You arrive home and before even entering you need to remove all your clothes. This is a second set even after changing at the hospital at the end of your shift so you can get into your car. A fresh pair of socks are waiting for you outside the door to change into. You leave your shoes outside as well. You cannot bring them into the house.
Your routine is in place. Every family member knows what they have to do.
A family member sees you are ready to enter the house and gets their own mask in place. You cannot touch a door handle. You have all the clothes in a bag and head directly to the washing machine each and every time you get home. After every shift.
You run directly into the shower and scrub. You’re not singing how long it takes to lather to the tune of Happy Birthday. You’re lathering that soap to the pace of Stairway to Heaven. After every shift.
You look in the mirror at your chapped face from wearing the mask and shield all day every day for a couple of weeks now. After every shift.
Then you disinfect your washroom and everything else you’ve possibly touched since you entered your home. After every shift.
You finally get a few hours to eat (thankfully your family saved you leftovers in the fridge as always) and sleep in your designated area of the house. But you’re not hungry and your mind cannot shut down. You want to spend time with your family but you’re constantly worried that you’re bringing the virus home with you.
You turn on the news and see people getting fresh air and social distancing.
To my relatives and friends who are doctors, nurses, technicians and other healthcare workers, thank you for everything you are doing. Not a day goes by when I’m not thinking about how your days and nights are going. I think about…
How you’re missing time away from your own babies and kids.

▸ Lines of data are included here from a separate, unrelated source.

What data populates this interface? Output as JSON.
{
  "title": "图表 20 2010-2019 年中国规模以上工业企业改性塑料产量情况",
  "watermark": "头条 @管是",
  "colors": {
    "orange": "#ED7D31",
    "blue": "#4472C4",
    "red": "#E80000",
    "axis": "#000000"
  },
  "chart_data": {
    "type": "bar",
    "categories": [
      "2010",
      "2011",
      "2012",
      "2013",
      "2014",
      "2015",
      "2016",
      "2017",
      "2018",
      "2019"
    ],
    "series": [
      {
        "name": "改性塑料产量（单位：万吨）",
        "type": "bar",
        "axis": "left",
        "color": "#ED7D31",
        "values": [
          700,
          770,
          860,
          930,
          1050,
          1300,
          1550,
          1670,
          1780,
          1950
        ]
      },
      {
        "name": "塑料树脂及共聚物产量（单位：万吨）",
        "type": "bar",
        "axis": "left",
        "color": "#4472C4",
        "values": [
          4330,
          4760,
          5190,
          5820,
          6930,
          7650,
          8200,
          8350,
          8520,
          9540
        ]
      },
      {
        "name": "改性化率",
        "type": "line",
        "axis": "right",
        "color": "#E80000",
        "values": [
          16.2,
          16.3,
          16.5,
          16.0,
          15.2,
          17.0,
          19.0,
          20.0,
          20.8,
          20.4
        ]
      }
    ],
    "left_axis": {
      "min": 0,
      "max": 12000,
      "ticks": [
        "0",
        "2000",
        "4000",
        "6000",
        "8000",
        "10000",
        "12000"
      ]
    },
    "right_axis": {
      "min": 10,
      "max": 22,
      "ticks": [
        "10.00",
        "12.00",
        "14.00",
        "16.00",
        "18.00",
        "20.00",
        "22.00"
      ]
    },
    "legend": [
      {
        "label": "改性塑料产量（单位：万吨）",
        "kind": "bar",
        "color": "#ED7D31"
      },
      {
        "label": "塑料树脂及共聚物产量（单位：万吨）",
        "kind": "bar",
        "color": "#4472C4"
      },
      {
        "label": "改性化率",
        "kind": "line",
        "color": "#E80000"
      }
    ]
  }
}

How you’re worried about how your partner is holding up.
How your parents and grandparents are doing.
Then, there is your own health.
I know you took an oath. I know you’re focused on the health of others. You’re taking care of yourself as best as possible for the sake of others.
I know you’re not on your devices much these days, you cannot afford the time. You’re in our thoughts. A “thank you” just doesn’t seem enough to you and your family.
If you are reading this, please feel free to DM me on what would be helpful.
Note: I first wrote this message as a personal note to my immediate friends and family in the field of medicine and healthcare– after hearing this daily life recount of someone close to our family. What amazed me is the strength and focus of not just one person but also of their immediate circle. There were no complaints. No wishing for any attention. Just an observation from my part from what I had learned. In fact, I don’t even think the person would even ever see this. But just in case you stumble across this, know that you, and your colleagues, are in our thoughts and prayers. It was quickly apparent that this is daily life for many of our healthcare professionals. Friends who had read this message requested that I make it shareable. So, here we are out of love and gratitude. I’m not sure how to thank them, and their families, without putting them at further risk. If you have any ideas, please share with us.